The other big reason we're in New York is the design aspect. User experience and interface design is a big part of our strategy, and I just thought that people who understand beautiful design and who care about the way things look could be found here in New York. A lot of the design schools and fashion houses here in the city have embraced technology, and many of the people who come to New York with the intention of being involved in some form of design are going into the tech track. We have one employee here who worked for Kenneth Cole and another who handled digital arts for the movie The Avengers. They probably didn't start out designing enterprise software, but we're seeing lots of examples of software and consumer design coming together.
IW: You've gone to the extreme of building an internal design agency. Why is interface design so important?
Phillips: People hate using most enterprise applications, and the reason is that the people who buy the applications aren't the same people who have to use them. They are painful to use, for the most part, but some users have no choice. If you're in finance, for example, you have to use the system. That's why you get 10 percent of users in an enterprise actually logging on to an ERP system and everybody else ignoring it or getting assistants to do it.

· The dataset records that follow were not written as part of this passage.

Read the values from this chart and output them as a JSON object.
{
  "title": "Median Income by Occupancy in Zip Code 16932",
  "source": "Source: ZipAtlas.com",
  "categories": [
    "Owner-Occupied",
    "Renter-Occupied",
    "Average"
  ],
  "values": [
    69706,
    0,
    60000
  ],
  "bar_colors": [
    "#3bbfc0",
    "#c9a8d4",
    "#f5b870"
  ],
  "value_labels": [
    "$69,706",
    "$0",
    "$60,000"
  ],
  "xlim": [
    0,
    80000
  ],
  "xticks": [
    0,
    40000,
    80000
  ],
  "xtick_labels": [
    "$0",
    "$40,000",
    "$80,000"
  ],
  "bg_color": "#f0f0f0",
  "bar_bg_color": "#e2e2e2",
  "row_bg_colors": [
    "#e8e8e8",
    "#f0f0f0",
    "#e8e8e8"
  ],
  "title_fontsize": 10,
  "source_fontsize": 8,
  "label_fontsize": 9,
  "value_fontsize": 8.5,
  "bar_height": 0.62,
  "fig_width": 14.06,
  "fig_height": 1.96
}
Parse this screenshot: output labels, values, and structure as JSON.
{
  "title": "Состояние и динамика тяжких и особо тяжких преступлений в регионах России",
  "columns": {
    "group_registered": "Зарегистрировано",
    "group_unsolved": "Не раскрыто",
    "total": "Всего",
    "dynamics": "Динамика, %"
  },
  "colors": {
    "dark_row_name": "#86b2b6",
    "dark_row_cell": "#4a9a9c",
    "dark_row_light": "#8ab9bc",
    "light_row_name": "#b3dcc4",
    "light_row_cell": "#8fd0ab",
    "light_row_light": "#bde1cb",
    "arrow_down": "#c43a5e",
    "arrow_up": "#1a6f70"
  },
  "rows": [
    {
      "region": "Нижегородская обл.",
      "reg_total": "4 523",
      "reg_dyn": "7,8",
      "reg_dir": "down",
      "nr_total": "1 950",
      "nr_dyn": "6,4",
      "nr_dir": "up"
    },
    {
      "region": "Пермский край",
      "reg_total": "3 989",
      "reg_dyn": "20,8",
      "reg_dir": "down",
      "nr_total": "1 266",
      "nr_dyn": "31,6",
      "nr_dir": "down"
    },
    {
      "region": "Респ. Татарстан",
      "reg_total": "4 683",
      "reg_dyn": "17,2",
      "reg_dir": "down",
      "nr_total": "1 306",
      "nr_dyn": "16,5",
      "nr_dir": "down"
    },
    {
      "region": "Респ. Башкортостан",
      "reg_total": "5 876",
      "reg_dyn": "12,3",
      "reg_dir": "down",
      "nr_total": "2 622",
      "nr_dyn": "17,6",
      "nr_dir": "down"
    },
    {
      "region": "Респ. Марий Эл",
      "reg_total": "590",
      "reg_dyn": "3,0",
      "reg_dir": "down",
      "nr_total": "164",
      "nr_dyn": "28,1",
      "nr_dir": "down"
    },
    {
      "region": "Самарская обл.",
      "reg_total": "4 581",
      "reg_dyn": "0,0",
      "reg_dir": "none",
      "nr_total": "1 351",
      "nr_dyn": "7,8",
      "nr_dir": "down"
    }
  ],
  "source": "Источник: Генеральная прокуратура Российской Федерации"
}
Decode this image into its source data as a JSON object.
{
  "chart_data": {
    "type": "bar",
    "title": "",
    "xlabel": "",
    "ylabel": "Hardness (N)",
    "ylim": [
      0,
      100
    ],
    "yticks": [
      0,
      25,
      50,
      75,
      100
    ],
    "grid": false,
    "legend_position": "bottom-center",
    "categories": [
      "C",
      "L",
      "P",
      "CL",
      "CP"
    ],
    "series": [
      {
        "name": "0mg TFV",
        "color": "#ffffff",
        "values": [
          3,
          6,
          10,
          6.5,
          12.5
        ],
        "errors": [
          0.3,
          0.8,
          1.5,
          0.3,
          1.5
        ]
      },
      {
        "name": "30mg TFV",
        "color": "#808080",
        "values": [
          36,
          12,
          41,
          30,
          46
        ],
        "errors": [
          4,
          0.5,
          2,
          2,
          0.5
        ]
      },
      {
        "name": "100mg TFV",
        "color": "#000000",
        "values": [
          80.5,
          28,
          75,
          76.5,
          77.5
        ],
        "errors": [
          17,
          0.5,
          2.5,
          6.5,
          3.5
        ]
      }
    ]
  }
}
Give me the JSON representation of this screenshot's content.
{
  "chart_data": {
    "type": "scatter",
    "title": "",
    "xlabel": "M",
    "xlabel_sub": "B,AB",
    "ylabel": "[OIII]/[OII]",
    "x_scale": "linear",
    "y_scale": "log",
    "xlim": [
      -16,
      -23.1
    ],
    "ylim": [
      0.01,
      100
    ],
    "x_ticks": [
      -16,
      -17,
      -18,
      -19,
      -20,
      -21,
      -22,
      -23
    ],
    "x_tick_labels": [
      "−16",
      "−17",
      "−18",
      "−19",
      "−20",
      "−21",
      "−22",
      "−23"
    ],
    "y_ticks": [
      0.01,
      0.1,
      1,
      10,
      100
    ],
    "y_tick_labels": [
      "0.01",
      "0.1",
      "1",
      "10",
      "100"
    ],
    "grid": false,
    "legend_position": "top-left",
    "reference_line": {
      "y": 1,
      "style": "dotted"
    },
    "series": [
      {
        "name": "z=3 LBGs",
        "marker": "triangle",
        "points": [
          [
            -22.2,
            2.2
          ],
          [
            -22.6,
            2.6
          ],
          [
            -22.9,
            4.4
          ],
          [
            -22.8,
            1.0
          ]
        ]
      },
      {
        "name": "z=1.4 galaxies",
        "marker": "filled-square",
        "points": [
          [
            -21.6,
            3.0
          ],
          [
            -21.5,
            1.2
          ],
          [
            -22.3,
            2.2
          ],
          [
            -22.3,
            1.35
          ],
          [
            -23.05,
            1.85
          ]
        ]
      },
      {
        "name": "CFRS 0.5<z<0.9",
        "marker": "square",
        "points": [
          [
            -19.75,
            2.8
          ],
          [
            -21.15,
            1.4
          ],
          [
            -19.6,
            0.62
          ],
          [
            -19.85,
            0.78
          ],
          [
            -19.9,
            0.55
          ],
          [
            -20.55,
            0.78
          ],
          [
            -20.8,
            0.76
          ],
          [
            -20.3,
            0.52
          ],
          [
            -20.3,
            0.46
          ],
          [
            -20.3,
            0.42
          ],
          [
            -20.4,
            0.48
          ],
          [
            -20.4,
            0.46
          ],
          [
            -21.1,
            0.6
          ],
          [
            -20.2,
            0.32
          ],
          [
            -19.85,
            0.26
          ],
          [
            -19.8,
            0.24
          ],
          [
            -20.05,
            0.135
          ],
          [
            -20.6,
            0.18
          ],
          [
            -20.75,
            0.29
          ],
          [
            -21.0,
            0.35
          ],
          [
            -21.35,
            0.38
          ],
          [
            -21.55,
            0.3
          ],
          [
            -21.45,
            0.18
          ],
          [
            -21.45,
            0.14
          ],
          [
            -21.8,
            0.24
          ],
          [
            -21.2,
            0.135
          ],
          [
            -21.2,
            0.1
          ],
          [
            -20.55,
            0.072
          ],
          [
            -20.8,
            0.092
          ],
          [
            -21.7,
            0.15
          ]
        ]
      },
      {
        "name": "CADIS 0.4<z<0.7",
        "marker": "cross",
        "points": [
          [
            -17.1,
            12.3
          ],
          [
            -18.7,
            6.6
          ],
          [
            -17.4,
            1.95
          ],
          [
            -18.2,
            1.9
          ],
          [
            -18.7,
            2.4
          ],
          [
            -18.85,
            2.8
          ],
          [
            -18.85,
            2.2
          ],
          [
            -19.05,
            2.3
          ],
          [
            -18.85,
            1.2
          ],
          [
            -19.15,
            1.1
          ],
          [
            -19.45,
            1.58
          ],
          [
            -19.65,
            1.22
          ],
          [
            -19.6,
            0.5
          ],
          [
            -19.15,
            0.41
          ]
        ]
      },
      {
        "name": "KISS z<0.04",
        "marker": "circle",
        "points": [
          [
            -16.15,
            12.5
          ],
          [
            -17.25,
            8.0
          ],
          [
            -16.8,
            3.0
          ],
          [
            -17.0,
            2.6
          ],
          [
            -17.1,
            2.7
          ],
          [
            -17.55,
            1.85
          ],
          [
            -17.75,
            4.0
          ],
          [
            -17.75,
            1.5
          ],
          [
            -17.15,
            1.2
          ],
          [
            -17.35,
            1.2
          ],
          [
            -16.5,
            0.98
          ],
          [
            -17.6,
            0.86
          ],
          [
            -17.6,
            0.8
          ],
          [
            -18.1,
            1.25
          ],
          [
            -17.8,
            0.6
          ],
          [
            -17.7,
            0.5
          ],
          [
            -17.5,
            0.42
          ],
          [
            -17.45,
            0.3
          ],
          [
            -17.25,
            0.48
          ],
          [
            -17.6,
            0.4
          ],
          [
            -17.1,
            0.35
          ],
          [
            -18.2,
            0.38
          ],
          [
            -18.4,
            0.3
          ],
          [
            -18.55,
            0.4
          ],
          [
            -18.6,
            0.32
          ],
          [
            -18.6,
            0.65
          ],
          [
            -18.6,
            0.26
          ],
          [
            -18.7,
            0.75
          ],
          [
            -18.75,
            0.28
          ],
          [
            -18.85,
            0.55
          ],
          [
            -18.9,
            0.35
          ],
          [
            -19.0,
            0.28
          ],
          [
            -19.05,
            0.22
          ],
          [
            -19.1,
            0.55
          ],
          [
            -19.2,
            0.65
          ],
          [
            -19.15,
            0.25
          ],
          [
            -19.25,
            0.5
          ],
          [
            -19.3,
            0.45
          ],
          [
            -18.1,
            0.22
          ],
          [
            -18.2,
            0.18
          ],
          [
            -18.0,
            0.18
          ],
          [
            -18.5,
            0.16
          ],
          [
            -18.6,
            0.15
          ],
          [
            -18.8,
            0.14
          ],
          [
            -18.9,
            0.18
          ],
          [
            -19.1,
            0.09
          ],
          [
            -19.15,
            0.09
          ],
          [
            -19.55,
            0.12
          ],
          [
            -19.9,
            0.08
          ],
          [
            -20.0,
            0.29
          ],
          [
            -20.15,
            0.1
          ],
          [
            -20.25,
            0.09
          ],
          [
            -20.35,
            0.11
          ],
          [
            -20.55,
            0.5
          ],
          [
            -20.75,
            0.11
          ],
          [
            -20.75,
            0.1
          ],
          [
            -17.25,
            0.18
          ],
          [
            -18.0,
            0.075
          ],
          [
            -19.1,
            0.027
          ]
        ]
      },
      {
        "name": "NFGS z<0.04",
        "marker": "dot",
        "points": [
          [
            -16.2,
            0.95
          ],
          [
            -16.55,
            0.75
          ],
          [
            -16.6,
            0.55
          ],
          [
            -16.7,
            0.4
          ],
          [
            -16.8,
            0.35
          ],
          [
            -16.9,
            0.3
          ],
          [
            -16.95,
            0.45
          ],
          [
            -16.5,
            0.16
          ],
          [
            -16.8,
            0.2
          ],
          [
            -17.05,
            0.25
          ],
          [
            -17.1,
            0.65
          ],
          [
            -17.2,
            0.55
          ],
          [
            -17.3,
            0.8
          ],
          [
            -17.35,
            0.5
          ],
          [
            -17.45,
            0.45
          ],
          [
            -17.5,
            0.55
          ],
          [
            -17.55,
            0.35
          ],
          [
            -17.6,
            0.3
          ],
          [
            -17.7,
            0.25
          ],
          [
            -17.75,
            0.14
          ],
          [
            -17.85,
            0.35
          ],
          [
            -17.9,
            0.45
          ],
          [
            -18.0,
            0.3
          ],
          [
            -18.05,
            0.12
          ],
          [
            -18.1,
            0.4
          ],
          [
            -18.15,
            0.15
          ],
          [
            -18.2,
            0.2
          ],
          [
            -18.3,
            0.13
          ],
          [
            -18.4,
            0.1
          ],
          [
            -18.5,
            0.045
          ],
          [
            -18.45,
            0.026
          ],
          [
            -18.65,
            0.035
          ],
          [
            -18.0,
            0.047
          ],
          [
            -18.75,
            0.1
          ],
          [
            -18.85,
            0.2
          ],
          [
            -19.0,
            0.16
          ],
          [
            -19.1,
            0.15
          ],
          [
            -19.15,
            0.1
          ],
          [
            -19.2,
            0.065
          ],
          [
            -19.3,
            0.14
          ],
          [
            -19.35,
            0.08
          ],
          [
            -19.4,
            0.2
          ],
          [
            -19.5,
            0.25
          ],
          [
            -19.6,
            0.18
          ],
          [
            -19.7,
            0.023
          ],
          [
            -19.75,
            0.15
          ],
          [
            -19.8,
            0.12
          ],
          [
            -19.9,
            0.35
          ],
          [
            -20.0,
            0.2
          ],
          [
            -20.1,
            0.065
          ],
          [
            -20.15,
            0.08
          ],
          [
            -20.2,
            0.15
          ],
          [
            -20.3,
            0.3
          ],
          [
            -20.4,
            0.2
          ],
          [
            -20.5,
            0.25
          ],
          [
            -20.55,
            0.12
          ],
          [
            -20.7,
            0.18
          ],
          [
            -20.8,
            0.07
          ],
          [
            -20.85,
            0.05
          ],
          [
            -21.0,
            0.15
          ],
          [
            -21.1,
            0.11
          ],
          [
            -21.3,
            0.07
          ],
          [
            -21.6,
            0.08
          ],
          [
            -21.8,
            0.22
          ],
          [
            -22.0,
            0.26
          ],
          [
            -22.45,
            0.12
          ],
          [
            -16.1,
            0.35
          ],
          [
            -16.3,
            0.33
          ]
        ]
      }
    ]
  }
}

When you show customers an ERP application that looks like Flipboard and they can take out an iPad and see their data, they say, "We don't care what's on the back end, we want that." That's the kind of interfaces we're delivering, but we also have the back end and can talk to the IT people about that. If you want to get people using the applications, accessing information quickly, and sharing data rather than flying blind, it has to be consumable and easy to use.
IW: Infor used to be a pretty sleepy company. Now you've got scores of new products and you're pursuing hot tech trends including cloud, mobile, digital commerce, and consumer-style interfaces. Are most Infor customers really ready for that, or is it just leading-edge adopters?
Phillips: The industry is different than it was five or ten years ago when you could look at laggards and leaders. Technology is now pervasive, so everybody has certain expectations -- even the most remote end-users. They're using smartphones and consumer apps, and they're versed in what's possible. The question is what's practical and how fast can you move when you bring those expectations to the CIO? End users always seem to want to move faster.